Dr Simler said a lack of an open data policy is limiting the use of data collected by the department.
In other countries where there is such a policy, he said the data would be available to university researchers, graduate students, think tanks and government agencies.
“They want to do their analysis, publish their paper and expand knowledge. Their research can be valuable for informing policy decisions and shaping policy, ” he said.
“In this way the government gets a much greater return on the money that was invested in collecting the data, ” he added.
A limited access to data would mean that researchers would not be able to get precise information.
“When the Statistics Department does provide data to other agencies, they usually limit it to 30% of the data. If 30% is good enough, why spend three times the amount of money to collect the 100%?
“Clearly, the other 70% of the data has information value and besides, the money to collect that data has already been spent.
“Sometimes, it is claimed that the 30% limitation is imposed to protect confidentiality.
“We understand that the survey data is personal information and is protected under the Statistics Act. But the department has systems for anonymising data.
“If it’s sufficiently confidential for 30%, then it’s the same for the other 70%, ” he said.

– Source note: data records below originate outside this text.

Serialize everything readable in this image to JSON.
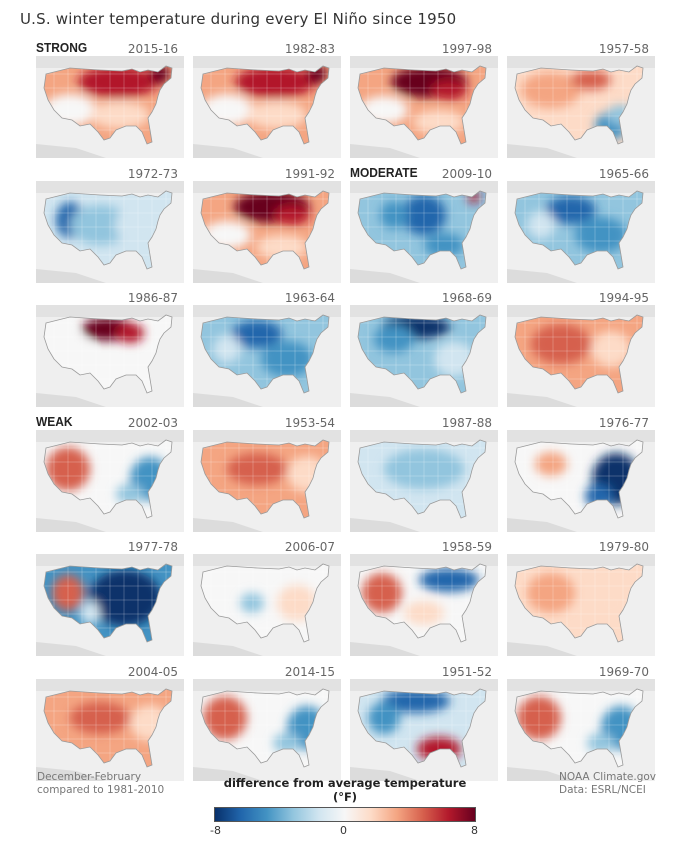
{
  "title": "U.S. winter temperature during every El Niño since 1950",
  "panels": [
    {
      "year": "2015-16",
      "category": "STRONG",
      "pattern": "warm-north"
    },
    {
      "year": "1982-83",
      "category": "",
      "pattern": "warm-north"
    },
    {
      "year": "1997-98",
      "category": "",
      "pattern": "warm-north-strong"
    },
    {
      "year": "1957-58",
      "category": "",
      "pattern": "warm-west-cool-se"
    },
    {
      "year": "1972-73",
      "category": "",
      "pattern": "cool-west"
    },
    {
      "year": "1991-92",
      "category": "",
      "pattern": "warm-north-strong"
    },
    {
      "year": "2009-10",
      "category": "MODERATE",
      "pattern": "cool-central"
    },
    {
      "year": "1965-66",
      "category": "",
      "pattern": "cool-all"
    },
    {
      "year": "1986-87",
      "category": "",
      "pattern": "warm-nplains"
    },
    {
      "year": "1963-64",
      "category": "",
      "pattern": "cool-all"
    },
    {
      "year": "1968-69",
      "category": "",
      "pattern": "cool-north"
    },
    {
      "year": "1994-95",
      "category": "",
      "pattern": "warm-all"
    },
    {
      "year": "2002-03",
      "category": "WEAK",
      "pattern": "warm-west-cool-east"
    },
    {
      "year": "1953-54",
      "category": "",
      "pattern": "warm-all-light"
    },
    {
      "year": "1987-88",
      "category": "",
      "pattern": "cool-light"
    },
    {
      "year": "1976-77",
      "category": "",
      "pattern": "cool-east-strong"
    },
    {
      "year": "1977-78",
      "category": "",
      "pattern": "cool-east-deep"
    },
    {
      "year": "2006-07",
      "category": "",
      "pattern": "neutral-light"
    },
    {
      "year": "1958-59",
      "category": "",
      "pattern": "warm-west-cool-ne"
    },
    {
      "year": "1979-80",
      "category": "",
      "pattern": "warm-light"
    },
    {
      "year": "2004-05",
      "category": "",
      "pattern": "warm-all-light"
    },
    {
      "year": "2014-15",
      "category": "",
      "pattern": "warm-west-cool-east"
    },
    {
      "year": "1951-52",
      "category": "",
      "pattern": "cool-north-warm-south"
    },
    {
      "year": "1969-70",
      "category": "",
      "pattern": "warm-west-cool-east"
    }
  ],
  "footer": {
    "left_line1": "December-February",
    "left_line2": "compared to 1981-2010",
    "right_line1": "NOAA Climate.gov",
    "right_line2": "Data: ESRL/NCEI"
  },
  "legend": {
    "title": "difference from average temperature (°F)",
    "min_label": "-8",
    "mid_label": "0",
    "max_label": "8",
    "min": -8,
    "max": 8,
    "colors": [
      "#08306b",
      "#2166ac",
      "#4393c3",
      "#92c5de",
      "#d1e5f0",
      "#f7f7f7",
      "#fddbc7",
      "#f4a582",
      "#d6604d",
      "#b2182b",
      "#67001f"
    ]
  }
}
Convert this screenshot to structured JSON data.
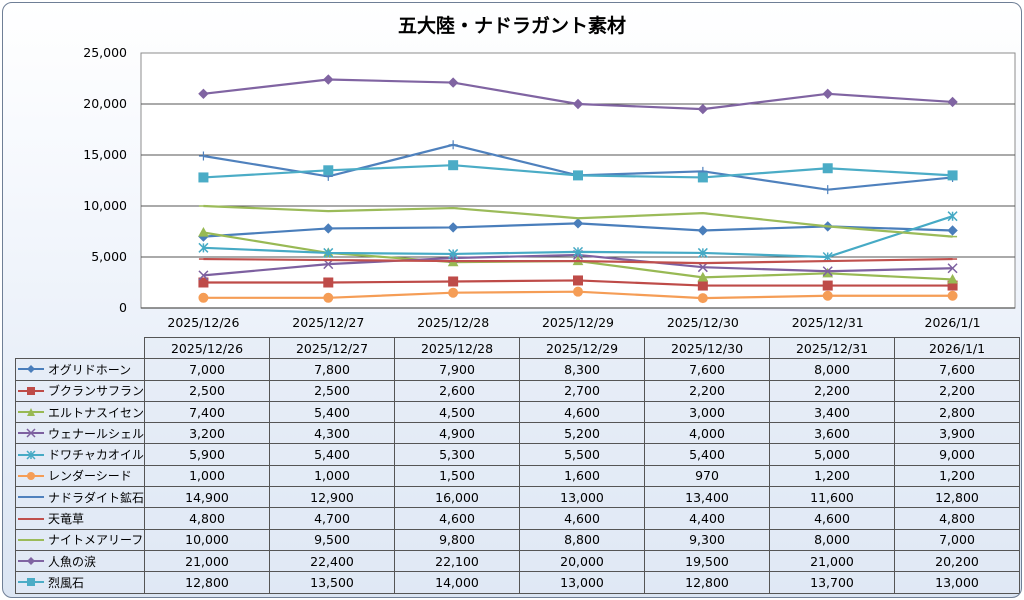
{
  "chart_data": {
    "type": "line",
    "title": "五大陸・ナドラガント素材",
    "categories": [
      "2025/12/26",
      "2025/12/27",
      "2025/12/28",
      "2025/12/29",
      "2025/12/30",
      "2025/12/31",
      "2026/1/1"
    ],
    "ylim": [
      0,
      25000
    ],
    "yticks": [
      "0",
      "5,000",
      "10,000",
      "15,000",
      "20,000",
      "25,000"
    ],
    "grid": true,
    "legend": "data-table",
    "series": [
      {
        "name": "オグリドホーン",
        "color": "#4a7ebb",
        "marker": "diamond",
        "values": [
          7000,
          7800,
          7900,
          8300,
          7600,
          8000,
          7600
        ],
        "labels": [
          "7,000",
          "7,800",
          "7,900",
          "8,300",
          "7,600",
          "8,000",
          "7,600"
        ]
      },
      {
        "name": "ブクランサフラン",
        "color": "#be4b48",
        "marker": "square",
        "values": [
          2500,
          2500,
          2600,
          2700,
          2200,
          2200,
          2200
        ],
        "labels": [
          "2,500",
          "2,500",
          "2,600",
          "2,700",
          "2,200",
          "2,200",
          "2,200"
        ]
      },
      {
        "name": "エルトナスイセン",
        "color": "#98b954",
        "marker": "triangle",
        "values": [
          7400,
          5400,
          4500,
          4600,
          3000,
          3400,
          2800
        ],
        "labels": [
          "7,400",
          "5,400",
          "4,500",
          "4,600",
          "3,000",
          "3,400",
          "2,800"
        ]
      },
      {
        "name": "ウェナールシェル",
        "color": "#7d60a0",
        "marker": "x",
        "values": [
          3200,
          4300,
          4900,
          5200,
          4000,
          3600,
          3900
        ],
        "labels": [
          "3,200",
          "4,300",
          "4,900",
          "5,200",
          "4,000",
          "3,600",
          "3,900"
        ]
      },
      {
        "name": "ドワチャカオイル",
        "color": "#46aac5",
        "marker": "star",
        "values": [
          5900,
          5400,
          5300,
          5500,
          5400,
          5000,
          9000
        ],
        "labels": [
          "5,900",
          "5,400",
          "5,300",
          "5,500",
          "5,400",
          "5,000",
          "9,000"
        ]
      },
      {
        "name": "レンダーシード",
        "color": "#f59d56",
        "marker": "circle",
        "values": [
          1000,
          1000,
          1500,
          1600,
          970,
          1200,
          1200
        ],
        "labels": [
          "1,000",
          "1,000",
          "1,500",
          "1,600",
          "970",
          "1,200",
          "1,200"
        ]
      },
      {
        "name": "ナドラダイト鉱石",
        "color": "#4f81bd",
        "marker": "plus",
        "values": [
          14900,
          12900,
          16000,
          13000,
          13400,
          11600,
          12800
        ],
        "labels": [
          "14,900",
          "12,900",
          "16,000",
          "13,000",
          "13,400",
          "11,600",
          "12,800"
        ]
      },
      {
        "name": "天竜草",
        "color": "#c0504d",
        "marker": "dash",
        "values": [
          4800,
          4700,
          4600,
          4600,
          4400,
          4600,
          4800
        ],
        "labels": [
          "4,800",
          "4,700",
          "4,600",
          "4,600",
          "4,400",
          "4,600",
          "4,800"
        ]
      },
      {
        "name": "ナイトメアリーフ",
        "color": "#9bbb59",
        "marker": "dash",
        "values": [
          10000,
          9500,
          9800,
          8800,
          9300,
          8000,
          7000
        ],
        "labels": [
          "10,000",
          "9,500",
          "9,800",
          "8,800",
          "9,300",
          "8,000",
          "7,000"
        ]
      },
      {
        "name": "人魚の涙",
        "color": "#8064a2",
        "marker": "diamond",
        "values": [
          21000,
          22400,
          22100,
          20000,
          19500,
          21000,
          20200
        ],
        "labels": [
          "21,000",
          "22,400",
          "22,100",
          "20,000",
          "19,500",
          "21,000",
          "20,200"
        ]
      },
      {
        "name": "烈風石",
        "color": "#4bacc6",
        "marker": "square",
        "values": [
          12800,
          13500,
          14000,
          13000,
          12800,
          13700,
          13000
        ],
        "labels": [
          "12,800",
          "13,500",
          "14,000",
          "13,000",
          "12,800",
          "13,700",
          "13,000"
        ]
      }
    ]
  }
}
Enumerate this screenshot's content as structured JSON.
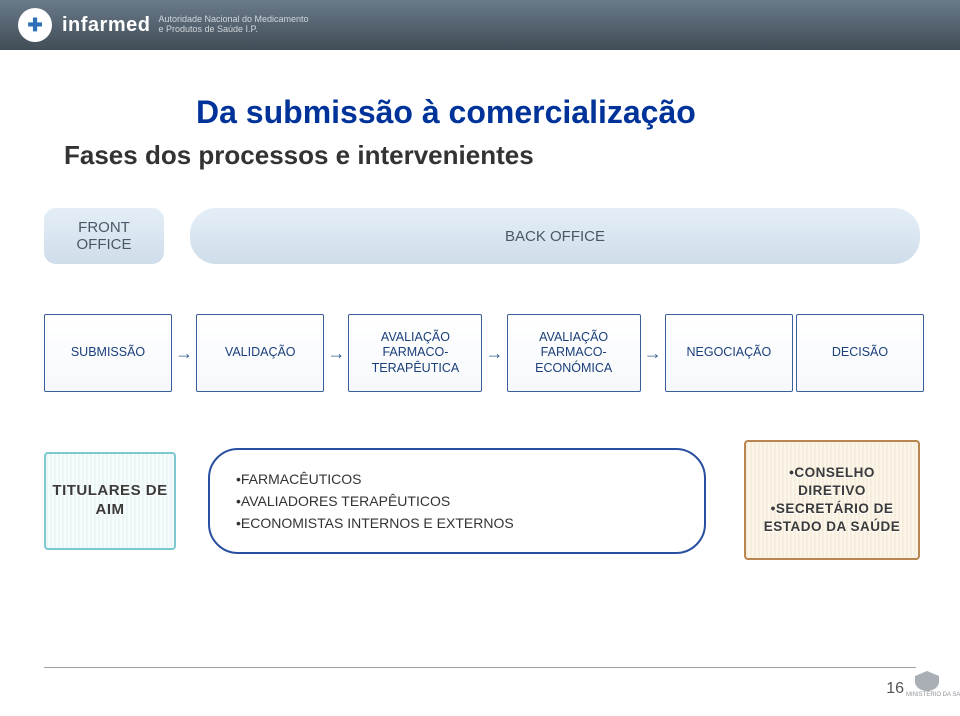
{
  "header": {
    "brand": "infarmed",
    "brand_sub": "Autoridade Nacional do Medicamento\ne Produtos de Saúde I.P."
  },
  "title": "Da submissão à comercialização",
  "subtitle": "Fases dos processos e intervenientes",
  "offices": {
    "front": "FRONT\nOFFICE",
    "back": "BACK OFFICE"
  },
  "process": {
    "boxes": [
      "SUBMISSÃO",
      "VALIDAÇÃO",
      "AVALIAÇÃO FARMACO-TERAPÊUTICA",
      "AVALIAÇÃO FARMACO-ECONÓMICA",
      "NEGOCIAÇÃO",
      "DECISÃO"
    ],
    "arrow_glyph": "→",
    "box_border": "#3a5f9a",
    "text_color": "#1a3f7a"
  },
  "actors": {
    "titulares": "TITULARES DE AIM",
    "bubble": [
      "•FARMACÊUTICOS",
      "•AVALIADORES TERAPÊUTICOS",
      "•ECONOMISTAS INTERNOS E EXTERNOS"
    ],
    "conselho": "•CONSELHO DIRETIVO\n•SECRETÁRIO DE ESTADO DA SAÚDE"
  },
  "colors": {
    "title": "#003399",
    "subtitle": "#333333",
    "office_bg_top": "#e4eef7",
    "office_bg_bottom": "#cfddea",
    "office_text": "#495866",
    "titulares_border": "#7bcacf",
    "bubble_border": "#2a4fa0",
    "conselho_border": "#b8864e"
  },
  "footer": {
    "page_number": "16",
    "ministry": "MINISTÉRIO DA SAÚDE"
  }
}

To the argument that the department should charge people for the use of their data, Dr Simler said this practice varied among countries.
“Some countries build this into their ‘business model’ so that there is a certain government budget to collect and analyse data, ” he said, adding that they could supplement this by selling the data.
“But in other countries, the data is treated as a public good and something that tax dollars pay for and should be available for research purposes, ” he said.
Dr Simler said in 2016, the Economic Planning Unit had asked the World Bank to conduct a review of the country’s statistical system.
“One of the main findings is that Malaysia’s statistical system is very decentralised, very compartmentalised and there is no overall coordination, ” he said.
He said while the Statistics Department was the “biggest player” in terms of collecting data, other agencies such as Bank Negara and ministries collect data as well.
In a statement to mark National Statistics Day yesterday, Unicef representative in Malaysia Marianne Clark-Hattingh said it was critical for Malaysia to take further steps to address persistent gaps to ensure timely provision of accurate data on the well-being of children.
“When the right data is in the right hands at the right time, decisions can be better informed, more equitable, and more likely to protect children’s rights, ” she said.